Tenemos un serio problema con los requisitos de los juegos. Estos no siempre son correctos, suelen contener errores de equivalencias, en ocasiones se inventan componentes que no existen, no reflejan bien el rendimiento real y tienen en cuenta el uso de tecnologías de reescalado o de generación de fotogramas cuando no deberían hacerlo.
Para que los requisitos de un juego tengan sentido se debe dar un mínimo de contexto, y como no hay una estandarización en la industria es necesario indicar qué rendimiento se puede esperar con cada nivel de requisitos. Para algunos desarrolladores los requisitos mínimos equivalen a mover el juego en 720p con calidad baja y 30 FPS, y para otros son el mínimo para jugar en 1080p con calidad baja o media a 30 FPS.

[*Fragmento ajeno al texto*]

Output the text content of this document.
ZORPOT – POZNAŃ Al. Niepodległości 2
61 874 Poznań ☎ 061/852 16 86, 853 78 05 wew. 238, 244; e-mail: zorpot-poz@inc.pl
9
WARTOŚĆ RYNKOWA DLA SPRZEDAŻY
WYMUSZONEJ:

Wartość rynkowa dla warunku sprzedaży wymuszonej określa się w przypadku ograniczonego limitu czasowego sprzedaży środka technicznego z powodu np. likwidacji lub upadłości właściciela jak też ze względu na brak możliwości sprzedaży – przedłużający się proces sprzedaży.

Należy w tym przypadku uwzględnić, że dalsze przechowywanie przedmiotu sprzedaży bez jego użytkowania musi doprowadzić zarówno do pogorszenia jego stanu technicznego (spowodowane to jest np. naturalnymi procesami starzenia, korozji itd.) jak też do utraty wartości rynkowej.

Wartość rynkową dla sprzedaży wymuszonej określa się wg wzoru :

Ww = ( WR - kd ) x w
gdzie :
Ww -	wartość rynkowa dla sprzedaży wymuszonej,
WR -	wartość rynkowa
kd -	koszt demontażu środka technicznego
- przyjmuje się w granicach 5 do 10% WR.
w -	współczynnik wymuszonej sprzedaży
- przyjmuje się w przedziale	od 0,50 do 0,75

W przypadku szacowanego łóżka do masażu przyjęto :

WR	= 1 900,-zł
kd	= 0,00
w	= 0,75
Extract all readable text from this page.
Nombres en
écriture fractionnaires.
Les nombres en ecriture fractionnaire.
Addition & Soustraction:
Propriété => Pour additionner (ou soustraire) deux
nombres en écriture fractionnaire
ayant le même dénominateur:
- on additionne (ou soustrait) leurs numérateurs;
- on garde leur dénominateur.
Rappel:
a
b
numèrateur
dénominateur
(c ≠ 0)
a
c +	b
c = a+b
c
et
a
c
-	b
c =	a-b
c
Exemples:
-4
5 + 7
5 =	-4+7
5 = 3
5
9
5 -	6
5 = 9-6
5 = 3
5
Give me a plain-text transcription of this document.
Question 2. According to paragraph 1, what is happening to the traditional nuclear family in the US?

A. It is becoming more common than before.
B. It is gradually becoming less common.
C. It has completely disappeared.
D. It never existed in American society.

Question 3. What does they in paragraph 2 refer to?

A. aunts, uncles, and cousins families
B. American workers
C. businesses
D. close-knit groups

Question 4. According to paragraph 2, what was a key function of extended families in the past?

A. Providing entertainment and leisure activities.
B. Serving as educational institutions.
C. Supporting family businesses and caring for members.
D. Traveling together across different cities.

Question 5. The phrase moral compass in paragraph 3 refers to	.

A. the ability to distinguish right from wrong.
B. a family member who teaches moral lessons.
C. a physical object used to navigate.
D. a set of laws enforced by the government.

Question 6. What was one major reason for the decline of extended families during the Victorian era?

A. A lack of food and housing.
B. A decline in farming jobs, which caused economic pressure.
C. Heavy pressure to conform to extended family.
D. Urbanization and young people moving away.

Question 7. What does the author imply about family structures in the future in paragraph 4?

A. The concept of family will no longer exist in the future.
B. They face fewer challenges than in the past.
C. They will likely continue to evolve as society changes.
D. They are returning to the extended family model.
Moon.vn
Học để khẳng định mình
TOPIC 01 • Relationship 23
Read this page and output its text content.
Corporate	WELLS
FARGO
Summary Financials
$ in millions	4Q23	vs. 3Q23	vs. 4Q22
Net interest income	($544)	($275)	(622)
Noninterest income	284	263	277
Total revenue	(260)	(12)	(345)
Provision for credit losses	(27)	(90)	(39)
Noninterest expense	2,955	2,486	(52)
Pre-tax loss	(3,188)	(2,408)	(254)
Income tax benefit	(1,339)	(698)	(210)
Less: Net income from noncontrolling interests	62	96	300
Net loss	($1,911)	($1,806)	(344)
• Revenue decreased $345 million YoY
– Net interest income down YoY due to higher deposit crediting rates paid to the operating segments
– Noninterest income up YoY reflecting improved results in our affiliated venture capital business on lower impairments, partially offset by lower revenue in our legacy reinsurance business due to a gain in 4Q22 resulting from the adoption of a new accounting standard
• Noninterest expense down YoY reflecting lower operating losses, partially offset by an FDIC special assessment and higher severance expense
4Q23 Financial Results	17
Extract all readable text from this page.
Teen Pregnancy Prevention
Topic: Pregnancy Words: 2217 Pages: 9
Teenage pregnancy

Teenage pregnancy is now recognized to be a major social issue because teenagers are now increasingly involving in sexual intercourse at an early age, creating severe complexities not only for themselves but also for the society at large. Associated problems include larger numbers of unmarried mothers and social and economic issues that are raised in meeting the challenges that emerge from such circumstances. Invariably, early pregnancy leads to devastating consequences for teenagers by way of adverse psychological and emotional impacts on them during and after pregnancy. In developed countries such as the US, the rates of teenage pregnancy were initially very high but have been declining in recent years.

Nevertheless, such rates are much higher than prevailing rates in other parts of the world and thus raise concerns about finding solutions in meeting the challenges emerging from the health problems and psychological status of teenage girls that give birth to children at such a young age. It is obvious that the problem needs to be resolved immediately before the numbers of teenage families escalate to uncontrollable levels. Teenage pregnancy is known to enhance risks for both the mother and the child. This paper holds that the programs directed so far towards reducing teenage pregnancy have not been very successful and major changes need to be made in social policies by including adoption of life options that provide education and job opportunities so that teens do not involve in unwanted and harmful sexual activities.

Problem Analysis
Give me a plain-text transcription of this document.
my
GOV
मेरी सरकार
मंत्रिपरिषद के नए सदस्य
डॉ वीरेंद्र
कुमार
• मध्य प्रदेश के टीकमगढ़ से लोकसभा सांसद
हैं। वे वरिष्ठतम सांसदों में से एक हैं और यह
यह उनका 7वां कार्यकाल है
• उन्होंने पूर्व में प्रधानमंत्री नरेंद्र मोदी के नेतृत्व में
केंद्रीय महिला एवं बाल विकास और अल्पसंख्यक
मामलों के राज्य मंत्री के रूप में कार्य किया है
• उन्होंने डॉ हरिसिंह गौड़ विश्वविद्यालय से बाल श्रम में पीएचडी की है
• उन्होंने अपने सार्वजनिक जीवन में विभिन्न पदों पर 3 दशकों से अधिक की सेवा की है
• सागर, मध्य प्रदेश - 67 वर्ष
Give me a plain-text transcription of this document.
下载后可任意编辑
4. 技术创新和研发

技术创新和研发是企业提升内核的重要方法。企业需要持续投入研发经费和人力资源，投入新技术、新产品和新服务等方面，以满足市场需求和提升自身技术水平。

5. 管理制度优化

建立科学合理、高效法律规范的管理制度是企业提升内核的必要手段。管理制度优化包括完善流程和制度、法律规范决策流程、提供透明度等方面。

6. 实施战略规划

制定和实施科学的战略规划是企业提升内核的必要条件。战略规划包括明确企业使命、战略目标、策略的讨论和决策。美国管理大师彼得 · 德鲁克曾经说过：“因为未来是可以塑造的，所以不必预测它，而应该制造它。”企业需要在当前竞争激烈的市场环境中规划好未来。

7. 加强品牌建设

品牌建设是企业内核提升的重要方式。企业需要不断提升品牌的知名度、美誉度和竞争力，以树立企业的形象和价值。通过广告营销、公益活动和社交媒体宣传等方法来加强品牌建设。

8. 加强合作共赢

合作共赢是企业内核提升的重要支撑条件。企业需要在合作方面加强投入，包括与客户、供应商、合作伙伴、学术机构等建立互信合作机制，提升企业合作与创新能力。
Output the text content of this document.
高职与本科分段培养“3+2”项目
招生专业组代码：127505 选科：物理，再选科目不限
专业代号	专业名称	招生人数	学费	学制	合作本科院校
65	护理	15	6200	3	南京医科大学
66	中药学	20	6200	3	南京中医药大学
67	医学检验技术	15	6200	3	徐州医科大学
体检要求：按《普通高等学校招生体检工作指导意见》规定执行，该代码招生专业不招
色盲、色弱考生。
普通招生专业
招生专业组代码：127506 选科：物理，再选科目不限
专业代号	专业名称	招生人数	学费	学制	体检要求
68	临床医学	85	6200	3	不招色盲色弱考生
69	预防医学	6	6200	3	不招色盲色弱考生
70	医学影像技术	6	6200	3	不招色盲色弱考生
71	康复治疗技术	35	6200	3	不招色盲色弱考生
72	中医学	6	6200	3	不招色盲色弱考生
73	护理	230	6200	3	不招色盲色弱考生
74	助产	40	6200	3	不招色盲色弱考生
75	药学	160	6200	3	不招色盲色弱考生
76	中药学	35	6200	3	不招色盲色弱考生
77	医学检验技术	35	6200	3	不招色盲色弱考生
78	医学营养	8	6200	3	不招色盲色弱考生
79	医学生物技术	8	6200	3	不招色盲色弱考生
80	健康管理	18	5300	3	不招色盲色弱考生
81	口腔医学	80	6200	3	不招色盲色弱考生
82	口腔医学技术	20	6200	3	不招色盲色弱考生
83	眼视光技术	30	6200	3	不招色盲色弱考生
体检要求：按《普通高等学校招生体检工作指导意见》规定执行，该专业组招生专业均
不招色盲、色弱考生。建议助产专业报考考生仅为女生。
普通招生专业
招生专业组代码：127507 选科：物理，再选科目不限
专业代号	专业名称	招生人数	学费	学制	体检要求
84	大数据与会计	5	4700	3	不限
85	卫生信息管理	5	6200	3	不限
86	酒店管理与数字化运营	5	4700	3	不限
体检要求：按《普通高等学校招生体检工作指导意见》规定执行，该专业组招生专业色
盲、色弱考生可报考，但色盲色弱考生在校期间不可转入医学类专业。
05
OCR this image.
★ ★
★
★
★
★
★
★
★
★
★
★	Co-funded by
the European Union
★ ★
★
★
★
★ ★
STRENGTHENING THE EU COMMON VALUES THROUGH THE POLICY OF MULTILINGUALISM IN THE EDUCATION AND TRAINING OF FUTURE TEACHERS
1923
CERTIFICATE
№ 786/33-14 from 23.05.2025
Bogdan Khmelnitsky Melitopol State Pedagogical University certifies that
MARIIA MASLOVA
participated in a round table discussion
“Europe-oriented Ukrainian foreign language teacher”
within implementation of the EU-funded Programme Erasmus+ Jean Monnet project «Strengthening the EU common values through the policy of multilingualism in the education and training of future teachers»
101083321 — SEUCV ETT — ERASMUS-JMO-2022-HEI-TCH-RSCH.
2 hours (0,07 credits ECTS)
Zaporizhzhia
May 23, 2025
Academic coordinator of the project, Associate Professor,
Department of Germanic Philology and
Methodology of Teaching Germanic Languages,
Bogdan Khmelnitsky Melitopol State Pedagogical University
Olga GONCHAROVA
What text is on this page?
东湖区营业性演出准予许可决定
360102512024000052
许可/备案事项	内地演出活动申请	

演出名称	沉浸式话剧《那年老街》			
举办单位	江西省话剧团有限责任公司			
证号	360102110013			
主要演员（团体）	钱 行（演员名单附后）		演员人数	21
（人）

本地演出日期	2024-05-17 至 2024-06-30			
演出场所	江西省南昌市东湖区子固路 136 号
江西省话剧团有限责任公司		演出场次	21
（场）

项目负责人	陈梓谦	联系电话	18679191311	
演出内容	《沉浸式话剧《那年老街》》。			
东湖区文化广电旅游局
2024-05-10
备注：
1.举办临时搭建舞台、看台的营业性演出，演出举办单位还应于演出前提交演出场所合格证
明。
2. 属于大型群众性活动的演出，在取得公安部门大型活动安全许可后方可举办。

Esas diferencias hacen que un juego con el mismo motor gráfico y el mismo nivel de exigencia acabe teniendo requisitos muy diferentes, porque se contextualizan de manera distinta. También hay que considerar a qué escenario se refieren los datos de rendimiento, porque un juego puede rendir muy diferente en un pasillo con pocos enemigos comparado con una zona abierta con muchos enemigos.
También están los errores de equivalencia, que pueden complicar mucho las cosas, y la inclusión del reescalado y la generación de fotogramas en los requisitos. Otras veces los desarrolladores listan configuraciones con combinaciones que no tienen sentido, como procesadores de hace varios años con tarjetas gráficas actuales que sufrirán cuello de botella por la CPU.
WCCFTech ha publicado un artículo muy detallado que profundiza mucho más en el polémico tema de los requisitos mínimos y recomendados en juegos, y hace algunas consideraciones que los desarrolladores debería poner en práctica. Al final, lo mejor para el usuario sería que todas las desarrolladoras lanzasen una demo de sus juegos para que los usuarios puedan ver cómo funcionará el juego en su PC.